Negli scorsi giorni in molti, da Giorgia Meloni a Nunzia De Girolamo fino a Renato Brunetta, hanno ricevuto una chiamata dalla Boldrini, con annesso invito a «far fronte» contro il premier. Oggetto delle affannose e ripetute pressioni telefoniche della presidente, la nomina di un candidato a lei gradito. Boldrini in quel ruolo vuole l'uomo che vuole anche il suo mentore, il segretario uscente Ugo Zampetti. Il quale lascerà l'incarico dal primo gennaio e vuole che la successione sia assicurata da qualcuno di cui lui si possa fidare. E che non scombini gli equilibri pazientemente costruiti dal longevo segretario generale nei suoi 15 anni a Montecitorio. Il candidato di Zampetti e Boldrini è Fabrizio Castaldi, guarda caso capo della segreteria della Presidente e fidatissimo zampettiano. Il problema è che Castaldi su quella poltrona lo vogliono solo loro, a parte l'appoggio di Sel, dei casiniani e dell'ala Franceschini del Pd. Tutti gli altri puntano, in nome del rinnovamento, su Giacomo Lasorella, capo del servizio Assemblea e stimato funzionario. In mancanza di un accordo, finora, dall'ufficio di presidenza sono arrivate solo fumate nere. Con due sole «novità» già certe per il futuro segretario generale. La reintroduzione del termine - sette anni non rinnovabili e non prorogabili - per il mandato, che era stato abolito undici anni fa quando primo inquilino di Montecitorio era Pier Ferdinando Casini. E una vistosa riduzione allo stipendio, sceso con i tagli di settembre dal mezzo milione e più di euro l'anno incassato da Zampetti ai 240mila euro più indennità di funzione che spetteranno al nuovo dirigente.
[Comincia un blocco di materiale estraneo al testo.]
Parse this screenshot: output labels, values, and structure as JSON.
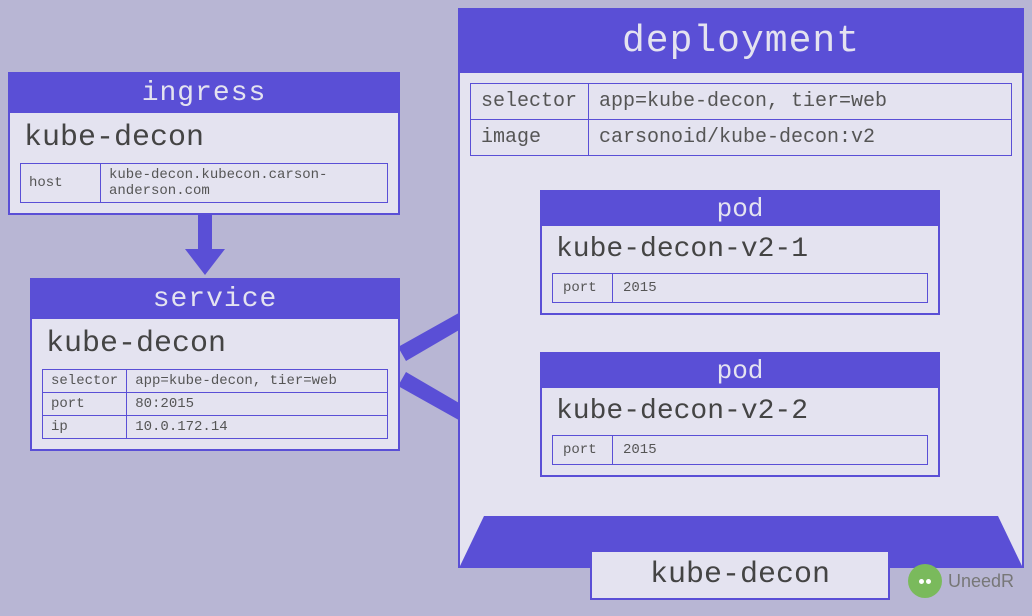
{
  "ingress": {
    "header": "ingress",
    "title": "kube-decon",
    "rows": [
      {
        "k": "host",
        "v": "kube-decon.kubecon.carson-anderson.com"
      }
    ]
  },
  "service": {
    "header": "service",
    "title": "kube-decon",
    "rows": [
      {
        "k": "selector",
        "v": "app=kube-decon, tier=web"
      },
      {
        "k": "port",
        "v": "80:2015"
      },
      {
        "k": "ip",
        "v": "10.0.172.14"
      }
    ]
  },
  "deployment": {
    "header": "deployment",
    "rows": [
      {
        "k": "selector",
        "v": "app=kube-decon, tier=web"
      },
      {
        "k": "image",
        "v": "carsonoid/kube-decon:v2"
      }
    ],
    "footer": "kube-decon",
    "pods": [
      {
        "header": "pod",
        "title": "kube-decon-v2-1",
        "rows": [
          {
            "k": "port",
            "v": "2015"
          }
        ]
      },
      {
        "header": "pod",
        "title": "kube-decon-v2-2",
        "rows": [
          {
            "k": "port",
            "v": "2015"
          }
        ]
      }
    ]
  },
  "watermark": "UneedR"
}
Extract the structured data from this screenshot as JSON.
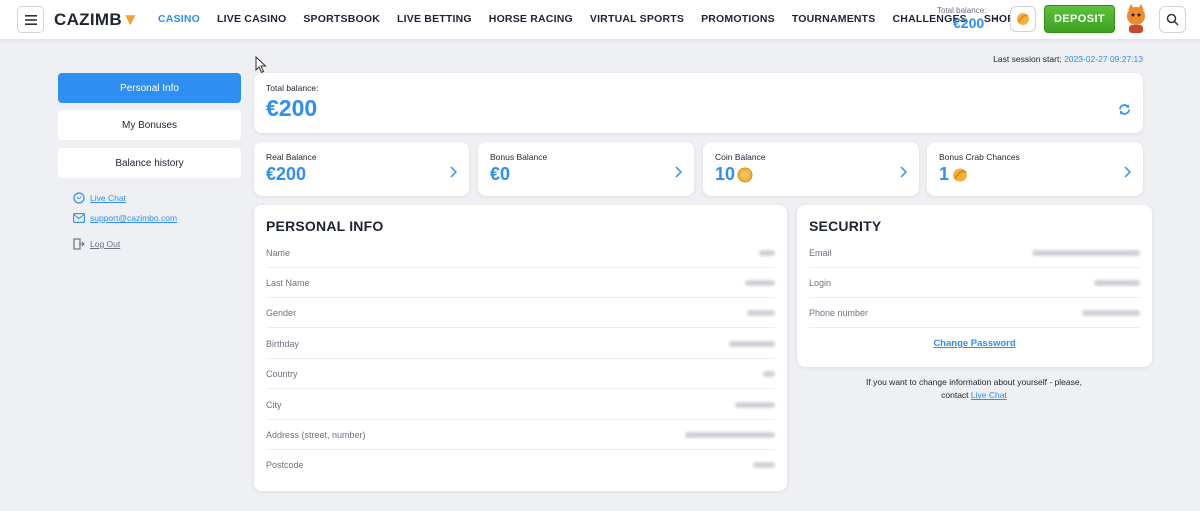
{
  "brand": {
    "logo_text": "CAZIMB",
    "logo_suffix": "🐱"
  },
  "nav": {
    "items": [
      {
        "label": "CASINO",
        "active": true
      },
      {
        "label": "LIVE CASINO"
      },
      {
        "label": "SPORTSBOOK"
      },
      {
        "label": "LIVE BETTING"
      },
      {
        "label": "HORSE RACING"
      },
      {
        "label": "VIRTUAL SPORTS"
      },
      {
        "label": "PROMOTIONS"
      },
      {
        "label": "TOURNAMENTS"
      },
      {
        "label": "CHALLENGES"
      },
      {
        "label": "SHOP"
      }
    ]
  },
  "header": {
    "balance_label": "Total balance:",
    "balance_value": "€200",
    "deposit_label": "DEPOSIT"
  },
  "session": {
    "label": "Last session start:",
    "timestamp": "2023-02-27 09:27:13"
  },
  "sidebar": {
    "items": [
      {
        "label": "Personal Info",
        "active": true
      },
      {
        "label": "My Bonuses"
      },
      {
        "label": "Balance history"
      }
    ],
    "links": {
      "live_chat": "Live Chat",
      "email": "support@cazimbo.com",
      "logout": "Log Out"
    }
  },
  "total_balance": {
    "label": "Total balance:",
    "value": "€200"
  },
  "balances": [
    {
      "label": "Real Balance",
      "value": "€200"
    },
    {
      "label": "Bonus Balance",
      "value": "€0"
    },
    {
      "label": "Coin Balance",
      "value": "10"
    },
    {
      "label": "Bonus Crab Chances",
      "value": "1"
    }
  ],
  "personal_info": {
    "title": "PERSONAL INFO",
    "fields": [
      "Name",
      "Last Name",
      "Gender",
      "Birthday",
      "Country",
      "City",
      "Address (street, number)",
      "Postcode"
    ]
  },
  "security": {
    "title": "SECURITY",
    "fields": [
      "Email",
      "Login",
      "Phone number"
    ],
    "change_password": "Change Password"
  },
  "info_note": {
    "line1": "If you want to change information about yourself - please,",
    "line2_prefix": "contact",
    "link": "Live Chat"
  },
  "colors": {
    "accent": "#2f8ef2",
    "deposit": "#4cb22c",
    "background": "#eef0f3"
  },
  "icons": [
    "menu-icon",
    "coin-icon",
    "avatar-icon",
    "search-icon",
    "refresh-icon",
    "chevron-right-icon",
    "chat-icon",
    "mail-icon",
    "logout-icon"
  ]
}
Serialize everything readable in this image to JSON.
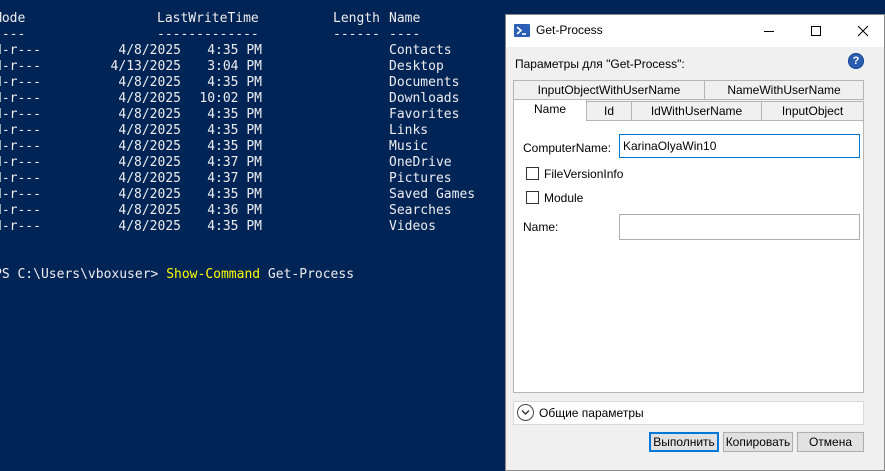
{
  "console": {
    "header": {
      "mode": "Mode",
      "lastwritetime": "LastWriteTime",
      "length": "Length",
      "name": "Name"
    },
    "separator": {
      "mode": "----",
      "lastwritetime": "-------------",
      "length": "------",
      "name": "----"
    },
    "rows": [
      {
        "mode": "d-r---",
        "date": "4/8/2025",
        "time": "4:35 PM",
        "name": "Contacts"
      },
      {
        "mode": "d-r---",
        "date": "4/13/2025",
        "time": "3:04 PM",
        "name": "Desktop"
      },
      {
        "mode": "d-r---",
        "date": "4/8/2025",
        "time": "4:35 PM",
        "name": "Documents"
      },
      {
        "mode": "d-r---",
        "date": "4/8/2025",
        "time": "10:02 PM",
        "name": "Downloads"
      },
      {
        "mode": "d-r---",
        "date": "4/8/2025",
        "time": "4:35 PM",
        "name": "Favorites"
      },
      {
        "mode": "d-r---",
        "date": "4/8/2025",
        "time": "4:35 PM",
        "name": "Links"
      },
      {
        "mode": "d-r---",
        "date": "4/8/2025",
        "time": "4:35 PM",
        "name": "Music"
      },
      {
        "mode": "d-r---",
        "date": "4/8/2025",
        "time": "4:37 PM",
        "name": "OneDrive"
      },
      {
        "mode": "d-r---",
        "date": "4/8/2025",
        "time": "4:37 PM",
        "name": "Pictures"
      },
      {
        "mode": "d-r---",
        "date": "4/8/2025",
        "time": "4:35 PM",
        "name": "Saved Games"
      },
      {
        "mode": "d-r---",
        "date": "4/8/2025",
        "time": "4:36 PM",
        "name": "Searches"
      },
      {
        "mode": "d-r---",
        "date": "4/8/2025",
        "time": "4:35 PM",
        "name": "Videos"
      }
    ],
    "prompt": "PS C:\\Users\\vboxuser> ",
    "command": "Show-Command",
    "argument": " Get-Process"
  },
  "dialog": {
    "title": "Get-Process",
    "params_label": "Параметры для \"Get-Process\":",
    "help_glyph": "?",
    "tabs_back": [
      "InputObjectWithUserName",
      "NameWithUserName"
    ],
    "tabs_front": [
      "Name",
      "Id",
      "IdWithUserName",
      "InputObject"
    ],
    "computername_label": "ComputerName:",
    "computername_value": "KarinaOlyaWin10",
    "fileversioninfo_label": "FileVersionInfo",
    "module_label": "Module",
    "name_label": "Name:",
    "name_value": "",
    "common_params_label": "Общие параметры",
    "buttons": {
      "run": "Выполнить",
      "copy": "Копировать",
      "cancel": "Отмена"
    }
  },
  "colors": {
    "console_bg": "#012456",
    "console_text": "#eeedf0",
    "command_highlight": "#ffff00",
    "accent": "#0078d7"
  }
}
Quanto al nome, però, una convergenza è necessaria per arrivare alla nomina nella prossima seduta, fissata per le 15 del 7 gennaio del nuovo anno. Tocca alla Boldrini proporre un candidato alla successione, ma la scelta passa per il voto dell'ufficio di presidenza - composto dalla presidente e da 20 deputati - dove il Pd con otto membri fa la parte del leone. Del plotoncino dem, oltre al vicepresidente Marina Sereni, potrebbero votare per Castaldi altri 2 o 3 deputati. A cui aggiungere gli altri 2 o 3 voti in quota Udc e Sel. Comunque non abbastanza per raggiungere la maggioranza e incoronare l'uomo «sponsorizzato» dalla presidente. E così nell'impasse, per rompere il fronte e portar voti dalla sua parte, la Boldrini (consigliata da Zampetti) ha scelto una strategia spregiudicata, mettendo in giro la voce che il povero Lasorella sia renziano, con l'obiettivo di bruciarlo agli occhi degli avversari del premier.

Qualcuno, nell'ambiente della presidenza, si sarebbe persino spinto ad azzardare una presenza di Lasorella alla Leopolda. Peccato che non tutti ci caschino.

Brunetta, per esempio, al mantra telefonico della Boldrini ha replicato così: «Cara presidente, sono più antirenziano di te. E non mi risulta affatto che Lasorella sia sponsorizzato dal premier. Sarebbe un ottimo segretario generale».